Examples of MKBHD just making creative artistic choices are plentiful. There doesn’t have to be a direct correlation between what he’s reviewing, and the decisions made behind the camera to make it all look good. It can get pretty repetitive to basically review what are essentially iterative products, but Marques puts his own spin on it that leaves each video with its own unique imprint. It’s not readily easy to come across a bottomless well of new ideas, or turn the ones you already have into better ones, and it most definitely wouldn’t have been as forthcoming to just find success on YouTube with a stroke of luck. Is some involved? Sure, but I don’t think there’s a lot you can attribute to chance when the hardware behind making these videos costs more than the average price of a brand new Corvette.

Marques is selling a very abundant commodity on YouTube–he’s basically making tech videos like many dozens of YouTubers already do. But what others so sorely lack that Marques delivers on quite impeccably, is the sense of personality each video has–you’re not simply going to watch a video, then as the next day rolls around, you’d pretty much forgotten everything besides the main takeaway. Marques’ videos use the language of filmmaking to such great effect in order to leave a residual footprint of the individual reviews even if their value can be easily narrowed down to a penchant for curiosity, or a quest after further information for a newly-announced product.

I can at least partly attribute my affinity for technology to Marques’ great ability to frame tech in such an endearing and fun light. It would’ve been so damn easy for him to fall into a trap where the gadget would be front and center, and the rigidity of the engineering codes conceiving them would transpire and put any but with an interest in the most basic rudimentary information straight to sleep. But since Marques infuses so much of his own personality into his own work, that fortunately never happens.

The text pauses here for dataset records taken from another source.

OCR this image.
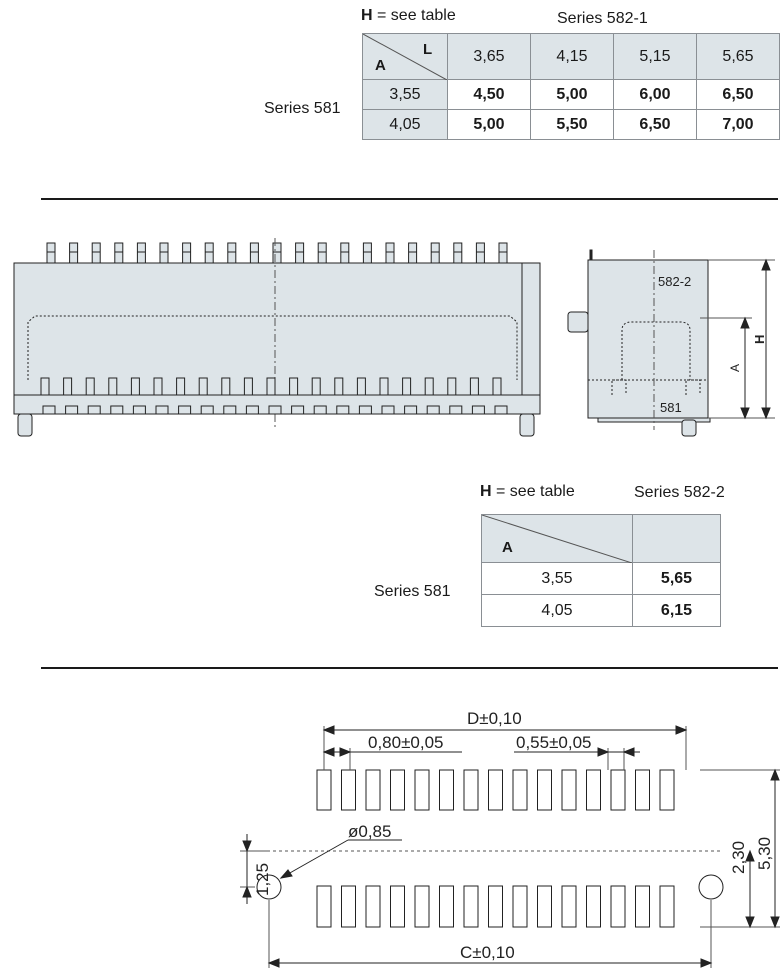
H = see table	Series 582-1
Series 581
A
L	3,65	4,15	5,15	5,65
3,55	4,50	5,00	6,00	6,50
4,05	5,00	5,50	6,50	7,00
582-2
581
A
H
H = see table	Series 582-2
Series 581
A	

3,55	5,65
4,05	6,15
D±0,10
0,80±0,05	0,55±0,05
ø0,85
C±0,10
2,30 5,30
1,25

Whatever it is, each individual video has an interesting quirk, or a feature that sets it from any other — either from Marques, or YouTube as a whole — and it’s an interesting lesson on how solidly your own brand can be melded with your own sense of professional commitment to creating quality content. It’s almost as if “good”, and “MKBHD” have become nigh-on inseverable.

Of course, all of this didn’t come easy to Marques Brownlee. For one, if you haven’t been able to quite notice, he’s black–and that’s a problem for many who would’ve otherwise been drawn to his content had they not been subject to any racial prejudice. But such is the pattern with black entertainers, some of them manage to swiftly break through the barriers and become the defining faces of entire genres. If Will Smith’s reign over Hollywood was uncontested once-upon-a-time, Marques had just as permanent an imprint on Tech YouTube’s distinct signature. He’s pretty much set the bar for everyone else to follow, and even publications with greater budget at disposal still struggle to keep up.

There’s this subconscious tier of YouTubers I’ve divided up in my head that judges upon different factors of expected quality, and cultural relevance, whether I should watch a video that popped into my subscriptions feed right away. Channels like Veritasium, Vox, ContraPoints, Binging with Babish, Vlogbrothers rank very high, but none quite match Marques Brownlee. If I’m allowed to inject myself a little bit into this story, it isn’t just that Marques has come up with so many great ideas to lively up his regular round of productions–it’s more just that he manages to be very consistent with his uploads. My version of his YouTube page is basically full of red bars since I watch all of his videos through completion. This doesn’t tend to happen very often with YouTubers as most of them span different sensibilities — and sometimes pump out multiple concurrent series — that it’s impossible for me to just be wholly interested into all that they do. Marques breaks that trend for me quite unexpectedly, and while it may be my bias for tech — having played with computers since as early as 2003 — one cannot strip themselves the honesty of calling Marques Brownlee not only a great YouTuber, but quite an anomaly in a platform that frankly, doesn’t show itself to be sufficiently appreciative of its channels’ creative prowess as it probably should.